This is not a story of wine notes and terroir and varietals and the other things we concern ourselves daily with. This is our experience as an end-user in this ultra-connected, geo-politically linked economic landscape. This is our experience with global events.
It was a regular Monday afternoon, a Spanish winery who we are to buy some wines from was concerned about the impact of the Middle East conflict on the shipping lines from Europe to Singapore. Since we were shipping products regularly from Europe, the winery wanted our opinion on what was happening and how we were handling it.
I casually looked at the shipping tracker on my screen and rather haughtily sent a screenshot of the liner carrying our wine, making its way through the Red Sea past the Suez. "It's all fine", I said and hung up, assuring them that we were all in good hands and 2024 would be a good year.
The temperature in and around the Suez Canal was warmer than usual and I thanked my stars that this time we got a refrigerated container. About a month prior to this shipment, some of our wines arrived in a 'cooked' state, enough for the local media to do an article on the impact of climate change and feature our story.
A couple of days later the NOA ( notice of arrival ) came into my inbox as usual, this is a notice that lets the consignees know that the vessel is due at port, this is to allow for custom clearances and other formalities. as habit would have it, I refreshed the tracker to see that the vessel had not budged an inch since I last tracked it a few days ago. In a moment of clarity, I opened my newsfeed and punched in my ships name on the news search engine
In bold letters i saw
"On December 16, 2023, a container ship was attacked by an unknown object, believed to be a drone, while sailing near the coast of Yemen. The 15,000 TEU Liberian-flagged ship was hit by a projectile fired from a Houthi-controlled area of Yemen. The fire on the ship has since been extinguished."
it was ours!!
Lightning had struck twice!
Amid a flurry of frantic emails and erratic responses, I resigned to the harsh reality of losing another shipment. "This can't be happening," I muttered, seeking solace in the wisdom of Paolo Coelho and Robert Greene. Desperate for validation, I downloaded books and e-books to reaffirm my purpose for both life and business.
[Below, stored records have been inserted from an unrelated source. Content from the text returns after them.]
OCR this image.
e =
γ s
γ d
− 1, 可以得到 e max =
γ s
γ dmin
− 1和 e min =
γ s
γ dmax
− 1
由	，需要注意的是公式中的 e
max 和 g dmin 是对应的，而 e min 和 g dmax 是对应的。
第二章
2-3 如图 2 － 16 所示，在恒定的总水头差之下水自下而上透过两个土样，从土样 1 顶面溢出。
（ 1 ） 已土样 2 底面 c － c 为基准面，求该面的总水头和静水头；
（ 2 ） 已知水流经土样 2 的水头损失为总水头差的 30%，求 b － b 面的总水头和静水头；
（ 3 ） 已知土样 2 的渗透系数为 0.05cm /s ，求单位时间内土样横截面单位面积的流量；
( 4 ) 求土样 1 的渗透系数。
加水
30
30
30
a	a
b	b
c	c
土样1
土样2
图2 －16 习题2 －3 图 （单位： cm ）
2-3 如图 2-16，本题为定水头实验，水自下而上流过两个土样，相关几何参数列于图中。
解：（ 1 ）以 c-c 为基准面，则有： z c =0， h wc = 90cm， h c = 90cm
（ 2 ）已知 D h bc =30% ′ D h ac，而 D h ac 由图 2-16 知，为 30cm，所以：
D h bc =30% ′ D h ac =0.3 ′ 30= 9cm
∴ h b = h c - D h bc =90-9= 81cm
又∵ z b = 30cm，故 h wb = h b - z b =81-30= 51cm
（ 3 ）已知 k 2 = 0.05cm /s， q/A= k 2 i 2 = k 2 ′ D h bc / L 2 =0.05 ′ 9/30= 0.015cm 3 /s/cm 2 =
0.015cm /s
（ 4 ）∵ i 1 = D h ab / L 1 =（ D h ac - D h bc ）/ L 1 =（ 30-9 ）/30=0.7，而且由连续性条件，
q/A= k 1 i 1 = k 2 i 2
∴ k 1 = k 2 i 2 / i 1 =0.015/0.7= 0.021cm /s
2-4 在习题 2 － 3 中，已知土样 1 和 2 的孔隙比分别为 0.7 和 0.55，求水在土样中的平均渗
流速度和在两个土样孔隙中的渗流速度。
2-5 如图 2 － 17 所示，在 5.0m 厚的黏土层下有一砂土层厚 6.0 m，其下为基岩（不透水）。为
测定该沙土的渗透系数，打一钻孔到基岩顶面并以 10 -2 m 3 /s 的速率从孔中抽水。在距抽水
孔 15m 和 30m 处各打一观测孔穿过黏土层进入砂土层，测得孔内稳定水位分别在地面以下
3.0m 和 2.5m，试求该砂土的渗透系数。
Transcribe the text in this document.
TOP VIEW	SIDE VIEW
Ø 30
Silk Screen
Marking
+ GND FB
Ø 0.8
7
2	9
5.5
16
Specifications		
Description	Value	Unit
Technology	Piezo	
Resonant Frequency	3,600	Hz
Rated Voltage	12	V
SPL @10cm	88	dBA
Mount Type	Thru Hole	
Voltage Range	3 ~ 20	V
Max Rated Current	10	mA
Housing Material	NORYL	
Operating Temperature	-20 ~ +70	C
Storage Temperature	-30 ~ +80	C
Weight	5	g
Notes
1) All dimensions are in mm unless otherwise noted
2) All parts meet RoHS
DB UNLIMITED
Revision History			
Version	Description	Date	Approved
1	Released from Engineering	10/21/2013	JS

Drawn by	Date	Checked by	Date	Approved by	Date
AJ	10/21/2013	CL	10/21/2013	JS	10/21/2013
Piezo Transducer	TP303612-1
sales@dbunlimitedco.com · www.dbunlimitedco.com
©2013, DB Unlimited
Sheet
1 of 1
"We have 10 new restaurants that need the new wine " said my sales manager, he was right, we have been pitching our new winery to the best of Singapore's restaurants and they were eager to have them on their menus. this was a big deal for us, there was only solace and assurance we could offer, again!
I reached out to the wineries to advise them of the situation, attaching the shipping document. Self-doubt had taken over, and I couldn't shake the nagging feeling that they might perceive me as a clever crook, orchestrating a repeat of the shipping mishap. Twice in a row – it sounded abnormal, even to my own ears. The weight of uncertainty bore down on me as I awaited their responses, desperately hoping for understanding in the face of an inexplicable twist of fate.
I was glad when i received words of assurance from the wineries expressing solidarity and sharing words of compassion, sometimes assurances from strangers is more uplifting than the ones you know well, probably because there is a social contract to be civil with familiarity.
"Your vessel is in the Indian Ocean" pinged my phone early in the morning a couple of days later and i read that as "your vessel is at the bottom of the Indian Ocean", how the mind works!
I hesitantly opened the shipping tracker to see that the vessel was humming along at a steady rate of knots well below the tip of the Indian sub-continent. No sooner than I saw this, the NOA email popped up. this story had a happy ending after all.
We have a new sales pitch "Try this bottle, it survived a terrorist attack,” said someone. "Military assault" i murmured, even in this chaotic world, precision of language bears weight.